The business world faces simultaneous increases in energy, logistics, and imported raw material costs. Large companies still have room to negotiate, improve efficiency, or hedge risks.

However, for micro, small, and medium enterprises (MSMEs) operating on thin margins and limited cash, this pressure can immediately disrupt business cash flows.

Households face similar strains. Spending on transportation, electricity, gas, and basic needs rises, while incomes do not always keep pace with costs.

Since energy spending is hard to cut, families will squeeze other expenditures.

In such situations, instalments for vehicles, mortgages, credit cards, and consumer loans become more prone to disruption, especially for fixed-income groups and informal workers without adequate savings buffers.

Problematic loans rarely arise overnight. They usually emerge gradually. Initially, debtors start delaying instalments by a few days.

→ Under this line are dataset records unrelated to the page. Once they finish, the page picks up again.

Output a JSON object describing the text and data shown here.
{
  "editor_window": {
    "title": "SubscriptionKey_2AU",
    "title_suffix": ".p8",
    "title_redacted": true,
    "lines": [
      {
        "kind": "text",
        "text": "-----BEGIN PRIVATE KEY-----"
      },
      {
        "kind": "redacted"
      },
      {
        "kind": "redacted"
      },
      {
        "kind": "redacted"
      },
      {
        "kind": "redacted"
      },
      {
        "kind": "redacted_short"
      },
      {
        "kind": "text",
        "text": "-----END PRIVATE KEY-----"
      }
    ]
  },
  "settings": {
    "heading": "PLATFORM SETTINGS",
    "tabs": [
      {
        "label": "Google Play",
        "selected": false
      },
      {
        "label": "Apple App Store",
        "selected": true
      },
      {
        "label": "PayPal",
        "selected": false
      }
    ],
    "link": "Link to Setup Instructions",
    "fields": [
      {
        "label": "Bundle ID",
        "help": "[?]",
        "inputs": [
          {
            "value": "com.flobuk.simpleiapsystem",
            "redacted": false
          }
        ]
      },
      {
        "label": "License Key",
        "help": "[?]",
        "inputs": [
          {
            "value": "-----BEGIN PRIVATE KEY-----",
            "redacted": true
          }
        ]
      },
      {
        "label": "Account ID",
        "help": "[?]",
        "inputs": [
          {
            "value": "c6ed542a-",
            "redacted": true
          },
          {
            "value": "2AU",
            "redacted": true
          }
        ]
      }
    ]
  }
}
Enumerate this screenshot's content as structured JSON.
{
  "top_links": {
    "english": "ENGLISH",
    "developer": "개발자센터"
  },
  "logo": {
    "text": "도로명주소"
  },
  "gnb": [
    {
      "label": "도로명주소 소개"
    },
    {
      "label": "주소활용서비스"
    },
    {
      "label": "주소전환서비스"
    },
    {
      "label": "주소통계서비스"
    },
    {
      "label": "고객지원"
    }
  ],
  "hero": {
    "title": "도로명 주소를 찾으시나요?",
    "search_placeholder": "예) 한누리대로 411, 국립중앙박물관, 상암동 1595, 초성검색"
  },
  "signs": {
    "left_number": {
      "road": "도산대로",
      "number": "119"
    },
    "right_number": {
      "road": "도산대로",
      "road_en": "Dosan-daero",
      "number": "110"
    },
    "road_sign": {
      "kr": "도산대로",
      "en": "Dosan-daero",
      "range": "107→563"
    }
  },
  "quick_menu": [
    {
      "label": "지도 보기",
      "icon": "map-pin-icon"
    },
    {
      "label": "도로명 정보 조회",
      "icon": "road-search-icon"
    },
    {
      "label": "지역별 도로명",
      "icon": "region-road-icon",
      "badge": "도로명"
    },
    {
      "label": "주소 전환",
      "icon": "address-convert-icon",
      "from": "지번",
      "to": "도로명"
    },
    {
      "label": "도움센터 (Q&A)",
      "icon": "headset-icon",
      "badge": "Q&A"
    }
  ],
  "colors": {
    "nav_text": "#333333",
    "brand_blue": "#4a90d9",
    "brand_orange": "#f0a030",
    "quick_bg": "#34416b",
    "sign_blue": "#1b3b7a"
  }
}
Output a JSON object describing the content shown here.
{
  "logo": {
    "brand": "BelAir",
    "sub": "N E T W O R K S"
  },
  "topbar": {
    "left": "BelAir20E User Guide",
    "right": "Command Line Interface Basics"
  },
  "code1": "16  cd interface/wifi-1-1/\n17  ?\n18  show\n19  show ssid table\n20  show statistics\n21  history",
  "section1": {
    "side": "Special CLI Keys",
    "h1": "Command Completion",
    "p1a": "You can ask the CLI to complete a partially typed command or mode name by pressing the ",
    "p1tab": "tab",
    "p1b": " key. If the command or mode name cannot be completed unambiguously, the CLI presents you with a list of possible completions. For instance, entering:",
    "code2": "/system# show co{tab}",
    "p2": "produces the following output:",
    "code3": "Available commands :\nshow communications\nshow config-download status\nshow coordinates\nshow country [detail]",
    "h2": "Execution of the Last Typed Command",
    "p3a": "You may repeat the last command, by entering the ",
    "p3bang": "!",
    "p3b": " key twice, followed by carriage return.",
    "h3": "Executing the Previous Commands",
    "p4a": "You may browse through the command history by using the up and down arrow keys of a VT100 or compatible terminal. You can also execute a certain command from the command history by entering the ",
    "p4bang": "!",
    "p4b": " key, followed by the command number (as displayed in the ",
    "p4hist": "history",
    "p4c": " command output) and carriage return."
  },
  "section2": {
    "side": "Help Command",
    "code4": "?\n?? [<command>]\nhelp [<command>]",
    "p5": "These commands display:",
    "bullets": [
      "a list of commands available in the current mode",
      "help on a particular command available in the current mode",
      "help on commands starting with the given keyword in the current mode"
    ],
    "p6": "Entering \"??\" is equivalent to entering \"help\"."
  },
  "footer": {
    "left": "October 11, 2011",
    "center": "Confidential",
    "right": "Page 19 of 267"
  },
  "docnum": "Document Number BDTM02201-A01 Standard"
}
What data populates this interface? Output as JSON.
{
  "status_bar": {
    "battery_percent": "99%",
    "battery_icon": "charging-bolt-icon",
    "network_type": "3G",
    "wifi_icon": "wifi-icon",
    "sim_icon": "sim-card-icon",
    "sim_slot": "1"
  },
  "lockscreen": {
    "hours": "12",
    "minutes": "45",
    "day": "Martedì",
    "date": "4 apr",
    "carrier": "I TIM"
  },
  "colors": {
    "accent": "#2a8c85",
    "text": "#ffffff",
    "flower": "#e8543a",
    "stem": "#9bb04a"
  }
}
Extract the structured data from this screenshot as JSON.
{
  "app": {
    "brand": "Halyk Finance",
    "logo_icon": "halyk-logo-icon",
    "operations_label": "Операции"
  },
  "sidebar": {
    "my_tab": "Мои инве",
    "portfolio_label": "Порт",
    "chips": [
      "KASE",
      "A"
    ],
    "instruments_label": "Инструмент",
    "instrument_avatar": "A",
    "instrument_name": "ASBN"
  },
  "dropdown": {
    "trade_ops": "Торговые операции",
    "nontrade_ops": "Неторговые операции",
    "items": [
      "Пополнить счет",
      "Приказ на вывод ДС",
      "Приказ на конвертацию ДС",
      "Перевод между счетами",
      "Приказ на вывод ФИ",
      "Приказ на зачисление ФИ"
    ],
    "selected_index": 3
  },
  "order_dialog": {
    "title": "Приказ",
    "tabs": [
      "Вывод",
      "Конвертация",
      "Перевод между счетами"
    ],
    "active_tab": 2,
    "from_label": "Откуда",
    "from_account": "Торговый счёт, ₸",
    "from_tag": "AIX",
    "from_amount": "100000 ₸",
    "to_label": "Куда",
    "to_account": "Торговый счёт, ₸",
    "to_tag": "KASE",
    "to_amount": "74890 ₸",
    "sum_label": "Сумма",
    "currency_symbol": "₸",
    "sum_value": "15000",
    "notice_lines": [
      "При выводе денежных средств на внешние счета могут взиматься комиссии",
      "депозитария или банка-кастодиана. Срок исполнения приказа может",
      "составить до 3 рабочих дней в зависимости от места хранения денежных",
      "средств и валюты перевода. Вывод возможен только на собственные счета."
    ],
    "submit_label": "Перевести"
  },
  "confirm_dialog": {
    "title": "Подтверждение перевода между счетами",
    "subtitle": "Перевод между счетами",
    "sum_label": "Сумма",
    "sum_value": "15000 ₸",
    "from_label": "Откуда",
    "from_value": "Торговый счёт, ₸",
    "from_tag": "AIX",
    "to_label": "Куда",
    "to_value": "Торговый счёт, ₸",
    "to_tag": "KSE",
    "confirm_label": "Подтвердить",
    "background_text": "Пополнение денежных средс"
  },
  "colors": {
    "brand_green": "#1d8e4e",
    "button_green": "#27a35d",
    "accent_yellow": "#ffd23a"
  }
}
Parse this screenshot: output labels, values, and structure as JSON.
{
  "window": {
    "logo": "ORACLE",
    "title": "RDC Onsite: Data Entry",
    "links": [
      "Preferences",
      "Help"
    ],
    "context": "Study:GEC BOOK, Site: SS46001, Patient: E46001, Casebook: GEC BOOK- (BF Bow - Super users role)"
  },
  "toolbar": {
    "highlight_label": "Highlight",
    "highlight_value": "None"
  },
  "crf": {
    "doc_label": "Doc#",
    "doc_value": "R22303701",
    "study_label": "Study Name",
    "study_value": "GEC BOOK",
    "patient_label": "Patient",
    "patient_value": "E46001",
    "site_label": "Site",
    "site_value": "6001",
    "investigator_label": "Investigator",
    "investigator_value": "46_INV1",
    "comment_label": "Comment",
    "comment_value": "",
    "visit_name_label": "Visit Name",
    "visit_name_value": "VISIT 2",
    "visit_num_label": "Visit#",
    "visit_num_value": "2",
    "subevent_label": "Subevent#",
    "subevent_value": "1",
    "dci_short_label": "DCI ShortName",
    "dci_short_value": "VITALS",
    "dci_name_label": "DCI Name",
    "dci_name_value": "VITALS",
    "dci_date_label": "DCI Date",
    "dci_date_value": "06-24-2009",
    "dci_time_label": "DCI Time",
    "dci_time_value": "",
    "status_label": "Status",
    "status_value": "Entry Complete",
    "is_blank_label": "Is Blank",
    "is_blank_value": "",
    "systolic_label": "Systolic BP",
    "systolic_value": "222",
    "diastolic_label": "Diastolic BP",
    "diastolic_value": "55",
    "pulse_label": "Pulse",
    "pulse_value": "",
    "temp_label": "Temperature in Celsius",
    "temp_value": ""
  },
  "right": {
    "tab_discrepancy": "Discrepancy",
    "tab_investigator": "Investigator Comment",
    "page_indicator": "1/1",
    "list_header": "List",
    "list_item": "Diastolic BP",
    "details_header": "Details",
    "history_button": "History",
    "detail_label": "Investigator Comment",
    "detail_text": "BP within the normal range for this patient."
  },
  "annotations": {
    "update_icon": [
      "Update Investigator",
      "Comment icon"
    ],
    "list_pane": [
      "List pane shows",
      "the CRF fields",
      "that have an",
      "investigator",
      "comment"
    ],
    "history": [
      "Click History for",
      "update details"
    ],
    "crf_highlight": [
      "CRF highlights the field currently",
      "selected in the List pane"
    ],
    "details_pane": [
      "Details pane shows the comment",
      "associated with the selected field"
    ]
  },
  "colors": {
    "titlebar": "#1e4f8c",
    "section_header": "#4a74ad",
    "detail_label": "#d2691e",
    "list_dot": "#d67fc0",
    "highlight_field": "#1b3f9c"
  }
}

Then requests for tenor extensions, rescheduling, or additional working capital to cover cash shortfalls appear.

If the pressure persists, loans that were previously smooth shift to special mention, then doubtful, and finally non-performing.

In aggregate, Indonesia’s banking sector currently appears solid. Bank Indonesia data shows the banking non-performing loan (NPL) ratio at around 2.17 percent (gross) and 0.83 percent (net) as of February 2026.

The capital adequacy ratio (CAR) remains strong, above 25 percent. Foreign exchange and rupiah liquidity are relatively stable, and several major banks reported declining NPLs in 2025.